KSRA-FM
- Salmon, Idaho; United States;
- Frequency: 92.7 MHz
- Branding: The Heart of Idaho

Programming
- Format: Country and adult contemporary
- Affiliations: Cumulus Media Networks

Ownership
- Owner: Emily and Robert Goodrich; (Bitterroot Communications, Inc.);
- Sister stations: KSRA

History
- First air date: 1979
- Call sign meaning: Sawtooth Recreation Area

Technical information
- Licensing authority: FCC
- Facility ID: 71526
- Class: A
- ERP: 1,500 watts
- HAAT: −268 meters (−879 ft)
- Transmitter coordinates: 45°11′2″N 113°52′12″W﻿ / ﻿45.18389°N 113.87000°W

Links
- Public license information: Public file; LMS;
- Website: ksraradio.net

= KSRA-FM =

KSRA-FM (92.7 FM) is a radio station broadcasting a country music/adult music hybrid format. Licensed to Salmon, Idaho, United States. The station is currently owned by Emily and Robert Goodrich, through licensee Bitterroot Communications, Inc. It features programming from Cumulus Media Networks.

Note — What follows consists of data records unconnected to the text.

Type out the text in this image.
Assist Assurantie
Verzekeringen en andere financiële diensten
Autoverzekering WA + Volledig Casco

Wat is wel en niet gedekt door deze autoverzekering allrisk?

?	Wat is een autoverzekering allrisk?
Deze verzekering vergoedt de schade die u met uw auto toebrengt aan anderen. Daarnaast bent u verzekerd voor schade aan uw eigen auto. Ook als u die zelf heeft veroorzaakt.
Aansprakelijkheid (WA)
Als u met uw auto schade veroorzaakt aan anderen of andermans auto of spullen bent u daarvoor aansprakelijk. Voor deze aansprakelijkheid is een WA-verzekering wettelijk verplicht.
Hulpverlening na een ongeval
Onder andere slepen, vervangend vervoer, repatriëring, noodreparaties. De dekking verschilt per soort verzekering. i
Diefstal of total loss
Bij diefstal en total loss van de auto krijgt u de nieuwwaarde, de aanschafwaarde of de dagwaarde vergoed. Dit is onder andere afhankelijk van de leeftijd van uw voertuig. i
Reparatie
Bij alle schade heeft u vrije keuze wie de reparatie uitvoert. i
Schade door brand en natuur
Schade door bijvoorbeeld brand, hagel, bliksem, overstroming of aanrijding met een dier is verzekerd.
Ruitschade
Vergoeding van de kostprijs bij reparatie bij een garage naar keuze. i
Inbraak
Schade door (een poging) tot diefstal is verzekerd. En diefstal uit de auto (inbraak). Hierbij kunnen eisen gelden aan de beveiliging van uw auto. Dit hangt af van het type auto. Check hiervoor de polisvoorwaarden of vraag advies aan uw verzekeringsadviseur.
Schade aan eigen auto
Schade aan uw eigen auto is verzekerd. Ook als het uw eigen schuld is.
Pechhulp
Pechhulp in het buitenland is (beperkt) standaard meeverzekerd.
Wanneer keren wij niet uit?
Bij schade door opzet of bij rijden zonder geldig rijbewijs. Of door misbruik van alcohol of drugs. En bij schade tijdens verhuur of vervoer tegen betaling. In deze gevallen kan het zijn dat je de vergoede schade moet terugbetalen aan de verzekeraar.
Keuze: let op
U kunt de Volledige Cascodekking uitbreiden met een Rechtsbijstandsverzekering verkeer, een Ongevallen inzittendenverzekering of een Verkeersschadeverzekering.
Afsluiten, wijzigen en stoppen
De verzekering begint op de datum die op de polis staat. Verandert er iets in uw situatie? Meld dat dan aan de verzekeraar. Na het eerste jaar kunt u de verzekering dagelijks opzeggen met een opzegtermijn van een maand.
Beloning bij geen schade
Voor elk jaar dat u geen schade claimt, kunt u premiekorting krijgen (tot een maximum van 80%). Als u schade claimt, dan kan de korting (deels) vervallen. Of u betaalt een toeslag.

Studios for KSRA AM-FM are located at 315 Riverfront in Salmon. Both transmitters are at the joint transmitter site, northeast of town, off North St. Charles Road. KSRA's format has been described as "eclectic" in years past.

KSRA-FM broadcasts local high school sports.

==History==
Beginning as a construction permit in 1978, KSRA-FM, signed on in 1979.

The station's AM sister station, KSRA signed on in 1959 and was owned by David and Elizabeth Ainsworth. They sold the station in 1969. James and Cindy Hone, Salmon River Communications, purchased the station in 2000 from Wescomm, Inc. In 2005, KSRA was fined $13,000 for failing to renew its license on time, something that wasn't discovered until 2010. The station was also cited for operating after the license was expired.

Salmon River Communications sold both stations to Bitterroot Communications, Inc. effective January 4, 2019 for $350,000. The stations were sold again in 2024 to Sharon and Jim Infanger for $100.